At least 25 former members of a notorious Nazi special unit rumored to have committed unthinkable atrocities are living free in Britain, including two ex-lieutenants who drew the interest of a famed Nazi hunter, The Sun reported.

The newspaper found more than two dozen soldiers who served in the Ukrainian-bred SS Galizien division, formed in 1943 to be one of Adolf Hitler’s elite paramilitary units. Most of the men interviewed by The Sun said they saw little, if any, fighting, or were only hoping to gain Ukrainian independence from The Soviet Union. But two of the former Nazis, 90-year-old Myron Tabora and 92-year-old Ostap Kykawec, were named persons of interest by Nazi hunter Simon Wiesenthal. Two others were alleged by the U.S.S.R. to have committed war crimes.

“Being a fragile old man must never be a reason to gift an amnesty to a murderer,” Holocaust researcher Dr.

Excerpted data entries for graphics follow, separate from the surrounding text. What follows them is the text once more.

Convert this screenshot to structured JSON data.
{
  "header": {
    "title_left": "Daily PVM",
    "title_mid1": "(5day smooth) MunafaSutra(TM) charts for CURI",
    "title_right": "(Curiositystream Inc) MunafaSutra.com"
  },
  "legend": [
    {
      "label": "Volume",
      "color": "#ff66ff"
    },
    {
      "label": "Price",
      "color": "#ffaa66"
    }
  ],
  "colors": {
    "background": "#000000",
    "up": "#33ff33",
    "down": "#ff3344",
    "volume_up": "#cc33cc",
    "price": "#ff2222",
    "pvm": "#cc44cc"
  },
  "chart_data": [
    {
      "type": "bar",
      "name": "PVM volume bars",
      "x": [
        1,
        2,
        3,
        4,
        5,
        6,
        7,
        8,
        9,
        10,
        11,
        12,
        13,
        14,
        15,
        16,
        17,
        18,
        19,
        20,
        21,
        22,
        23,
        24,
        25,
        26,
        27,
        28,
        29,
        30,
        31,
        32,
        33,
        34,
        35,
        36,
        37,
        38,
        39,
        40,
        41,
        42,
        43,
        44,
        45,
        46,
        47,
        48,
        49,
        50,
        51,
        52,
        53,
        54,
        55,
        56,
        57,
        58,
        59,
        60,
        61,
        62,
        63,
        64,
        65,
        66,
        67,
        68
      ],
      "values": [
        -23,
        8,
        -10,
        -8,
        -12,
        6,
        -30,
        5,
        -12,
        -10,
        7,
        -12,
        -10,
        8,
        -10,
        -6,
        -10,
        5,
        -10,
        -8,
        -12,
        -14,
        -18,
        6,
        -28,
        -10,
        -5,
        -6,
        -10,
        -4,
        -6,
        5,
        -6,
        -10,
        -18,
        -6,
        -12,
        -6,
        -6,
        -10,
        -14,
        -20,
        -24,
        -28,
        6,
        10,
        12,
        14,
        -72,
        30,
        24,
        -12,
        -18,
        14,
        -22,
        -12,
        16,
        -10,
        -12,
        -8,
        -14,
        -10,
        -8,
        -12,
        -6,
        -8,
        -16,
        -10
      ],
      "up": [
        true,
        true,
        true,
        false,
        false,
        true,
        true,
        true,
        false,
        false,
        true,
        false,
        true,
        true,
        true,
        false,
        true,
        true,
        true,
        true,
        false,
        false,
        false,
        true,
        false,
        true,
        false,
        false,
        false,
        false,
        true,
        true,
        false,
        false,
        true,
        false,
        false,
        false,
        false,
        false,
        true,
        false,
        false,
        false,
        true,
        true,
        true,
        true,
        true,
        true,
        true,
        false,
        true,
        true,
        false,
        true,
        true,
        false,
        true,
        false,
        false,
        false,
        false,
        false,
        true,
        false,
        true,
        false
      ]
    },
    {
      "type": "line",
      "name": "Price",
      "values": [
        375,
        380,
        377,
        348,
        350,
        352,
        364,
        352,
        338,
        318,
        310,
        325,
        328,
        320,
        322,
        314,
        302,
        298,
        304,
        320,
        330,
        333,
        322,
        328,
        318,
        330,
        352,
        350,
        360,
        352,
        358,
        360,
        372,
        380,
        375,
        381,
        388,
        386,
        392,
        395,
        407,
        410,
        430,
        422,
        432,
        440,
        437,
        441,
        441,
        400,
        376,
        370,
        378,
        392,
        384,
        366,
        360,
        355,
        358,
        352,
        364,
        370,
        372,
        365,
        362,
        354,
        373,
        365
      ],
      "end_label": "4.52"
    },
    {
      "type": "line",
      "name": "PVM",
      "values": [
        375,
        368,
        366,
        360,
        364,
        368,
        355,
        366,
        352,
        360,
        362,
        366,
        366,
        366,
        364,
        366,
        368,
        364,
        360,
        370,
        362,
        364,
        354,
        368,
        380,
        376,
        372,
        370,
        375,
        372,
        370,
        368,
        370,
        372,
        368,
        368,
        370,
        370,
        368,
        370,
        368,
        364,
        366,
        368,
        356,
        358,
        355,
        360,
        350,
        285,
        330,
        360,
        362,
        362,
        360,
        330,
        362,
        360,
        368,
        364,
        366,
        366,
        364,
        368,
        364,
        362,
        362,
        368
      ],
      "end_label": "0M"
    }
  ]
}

Stephen Ankier told The Sun.

In all, 8,528 ex-SS Galizien soldiers were in British custody after the war. But, though the U.K. found screening the men to be a nearly impossible task, Britain rejected sending the men to the Soviets.

“We only have their own word for it that they have not committed atrocities or war crimes,” Brigadier General Fitzroy Maclean said at the time.

The SS Galizien is accused of burning Polish villagers alive in February 1944 as they liquidated Huta Pieniacka. The following month, the division is said to have attacked a monastery and killed 150 people in Pidkamin.

One of the men, though he denied ever firing a rifle, sought to justify the actions of the group.

“But what is a war crime with what the Russians did?” said Tabora, one of the men Wiesenthal sought. “I heard about Polish people being killed in Ukraine, but Poles were killing Ukrainians just the same.”

Added Tabora: “It was mutual. And what about the British Empire killing people?”